Quando o sol se escondia atrás da montanha ela se levantava como sempre fazia todos os dias. Aliás, a única coisa que nos aproximava nos últimos meses era o pôr do sol do outono, nos dias nublados ficávamos sentados em frente da televisão. Não tínhamos diálogos e nem filhos, focamos em nossa carreira, ela se deu melhor, ganhava o dobro do que eu.

Devo confessar antes de mais nada que quem traiu fui eu, e, foram várias vezes que cheguei em pensar em separação.
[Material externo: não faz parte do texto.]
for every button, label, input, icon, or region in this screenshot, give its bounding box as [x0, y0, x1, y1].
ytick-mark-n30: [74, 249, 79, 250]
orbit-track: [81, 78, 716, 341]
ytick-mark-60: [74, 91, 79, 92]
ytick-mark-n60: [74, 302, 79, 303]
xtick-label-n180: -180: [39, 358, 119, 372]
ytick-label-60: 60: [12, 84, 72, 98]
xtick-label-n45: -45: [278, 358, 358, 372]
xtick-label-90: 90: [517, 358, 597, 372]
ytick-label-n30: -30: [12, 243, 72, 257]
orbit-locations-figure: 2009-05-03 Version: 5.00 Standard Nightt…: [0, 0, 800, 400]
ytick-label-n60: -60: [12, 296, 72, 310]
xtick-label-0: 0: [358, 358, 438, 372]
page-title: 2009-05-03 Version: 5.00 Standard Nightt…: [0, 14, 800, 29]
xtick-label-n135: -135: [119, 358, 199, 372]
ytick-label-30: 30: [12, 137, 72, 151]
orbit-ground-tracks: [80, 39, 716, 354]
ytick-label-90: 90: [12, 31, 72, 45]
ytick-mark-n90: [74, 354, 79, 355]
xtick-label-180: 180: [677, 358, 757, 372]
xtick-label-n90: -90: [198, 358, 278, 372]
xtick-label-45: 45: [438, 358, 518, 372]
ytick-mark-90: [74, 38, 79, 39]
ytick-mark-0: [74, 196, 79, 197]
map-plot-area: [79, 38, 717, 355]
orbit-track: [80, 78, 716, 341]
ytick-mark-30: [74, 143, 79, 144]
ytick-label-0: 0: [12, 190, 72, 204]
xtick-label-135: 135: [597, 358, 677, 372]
No entanto, eu nunca tive coragem em assumir a outra relação. Ela também era casada e curtia Joy Division, o sexo não era rápido, nem violento e ela, apenas sussurrava em meus ouvidos. Não gostava do pôr do sol, detestava outono e as folhas que caiam das arvores.
Quem me apresentou a ela?  Foi a minha própria esposa:

_Está é minha amiga Malú que, trabalha comigo, aquela que te falei que gosta do Joy Division.
Até ai tudo bem, conheço algumas mulheres com idades de 25 anos que gosta do Joy Division, The Cure, The Smiths... No entanto o que chamou a minha atenção era sua camiseta do Boogarins – Manual. Álbum lançado em 2015.

Minha esposa continuou falando porém, eu não estava mais ali, viajando na camiseta que era a reprodução da capa do Álbum, com rabiscos coloridas tentando esconder uma tristeza gigantescas nos traços escuros, com lápis forçado de uma obra que começa com “Truques”.

Ela sorri, seus mamilos pontudos acompanham o ritmo fazendo dos rabiscos de sua camiseta ganharem movimentos, então eu vejo um arco íris numa terra inóspita.
 Acha que eu estou viajando??? Então ouça:




Nos encontramos outra vez no acaso no bar do Queiroz, na grande avenida iluminada, apinhada de jovens correndo com pneus de caminhão nos ombros ou troncos pesadíssimos de arvores, garotas terríveis com musculaturas do Sylvester Stallone, rindo como se o riso fossem rasgar seus rostos banhados de suores.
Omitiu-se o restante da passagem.